If for nothing else, I would put Torchwood into that class for the way it treated the show's central character, Captain Jack Harkness. First introduced as a shallow con man in Who, he had developed into a charismatic and decisive leader, Torchwood's Han Solo, who we thought would always do the right thing.

By the end of episode five, he was a broken man whose compromised heroism in the face of the 456 alien threat cost him his lover, his grandchild's life at his own hand and ultimately his own sense of who he was.

A hero? Not any longer. A leader? Of what - his team is dead or gone, their base destroyed. Immortal? Undoubtedly, but that means having to live forever with the terrible things he had done and seen, things which he was left running away from.

To undermine your leading man to such a degree was an incredibly courageous thing to do, and John Barrowman rose to the challenge with a committed performance of a character he clearly cares deeply about.

He was not alone in the acting stakes, with everyone involved turning in top class work under director Euros Lyn's sensitive and skilled direction.

Special mention though goes to Peter Capaldi, who must be in the running for a Bafta as John Frobisher. At first he was a buttoned up civil servant, absolutely sure of the bureaucracy and his role in it.

But like Jack, he lost his place when faced with an impossible choice. Capaldi's subtle and nuanced acting perfectly captured a man losing his grip.

His final scene - calmly climbing the stairs, gun in hand, to the room where his family waited..... even now it gives me pause, because the closing of the door and four gunshots were easily the darkest moment in the Whoniverse.

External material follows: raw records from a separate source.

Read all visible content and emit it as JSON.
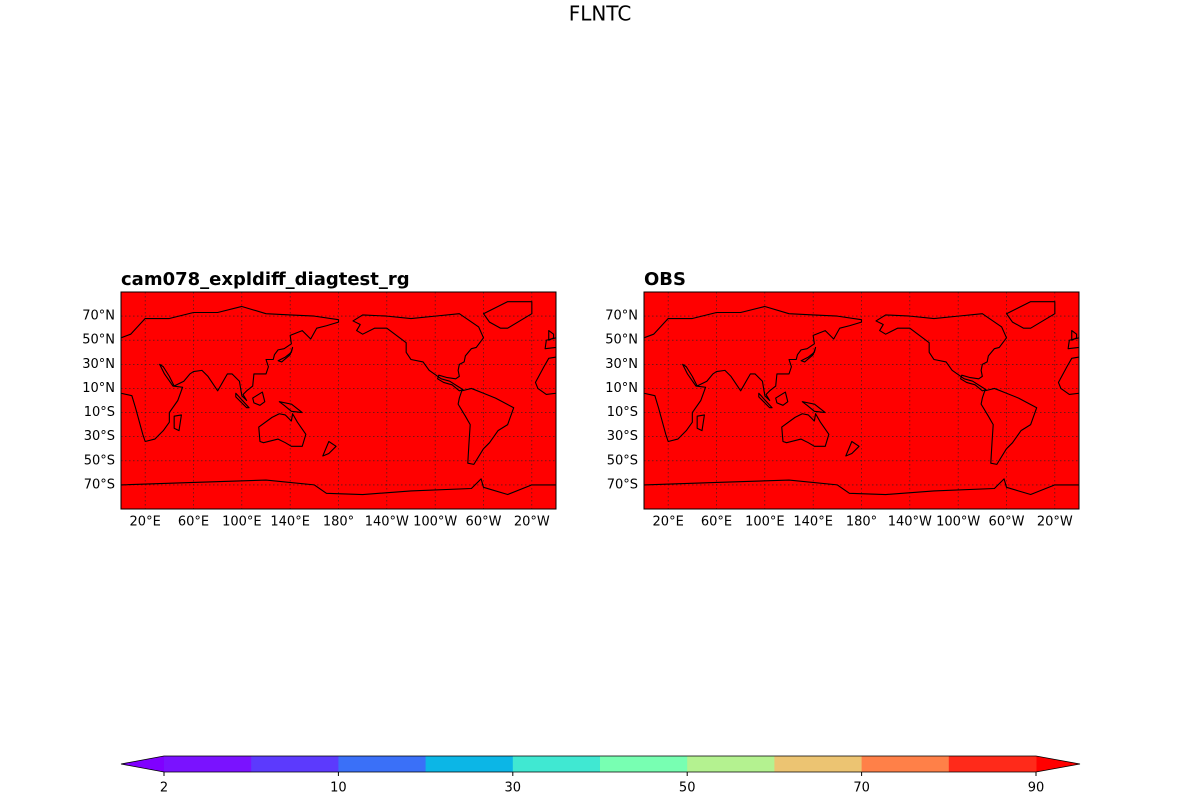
{
  "title": "FLNTC",
  "panels": [
    {
      "title": "cam078_expldiff_diagtest_rg",
      "fill_color": "#ff0000"
    },
    {
      "title": "OBS",
      "fill_color": "#ff0000"
    }
  ],
  "xticks": [
    {
      "value": 20,
      "label": "20°E"
    },
    {
      "value": 60,
      "label": "60°E"
    },
    {
      "value": 100,
      "label": "100°E"
    },
    {
      "value": 140,
      "label": "140°E"
    },
    {
      "value": 180,
      "label": "180°"
    },
    {
      "value": -140,
      "label": "140°W"
    },
    {
      "value": -100,
      "label": "100°W"
    },
    {
      "value": -60,
      "label": "60°W"
    },
    {
      "value": -20,
      "label": "20°W"
    }
  ],
  "yticks": [
    {
      "value": 70,
      "label": "70°N"
    },
    {
      "value": 50,
      "label": "50°N"
    },
    {
      "value": 30,
      "label": "30°N"
    },
    {
      "value": 10,
      "label": "10°N"
    },
    {
      "value": -10,
      "label": "10°S"
    },
    {
      "value": -30,
      "label": "30°S"
    },
    {
      "value": -50,
      "label": "50°S"
    },
    {
      "value": -70,
      "label": "70°S"
    }
  ],
  "colorbar": {
    "levels": [
      2,
      5,
      10,
      20,
      30,
      40,
      50,
      60,
      70,
      80,
      90
    ],
    "colors": [
      "#7a12ff",
      "#5c3afd",
      "#3a70f8",
      "#0cb6e6",
      "#40e8d2",
      "#78ffb2",
      "#b4f290",
      "#ecc472",
      "#ff8048",
      "#ff2a1a"
    ],
    "under_color": "#8000ff",
    "over_color": "#ff0000",
    "ticks": [
      2,
      10,
      30,
      50,
      70,
      90
    ]
  }
}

The result of all this was the highest viewing figures in the show's history, but ironically Davies's scorched earth approach means it will be very difficult for it to return and if it does, to reach the same standards CoE reached.

I hope it does, because we have see what this show can achieve now. But also because I think I would find it hard to watch Children of Earth again.

Some things should only be watched once, and having glimpsed that terrible perfection, once was enough for me.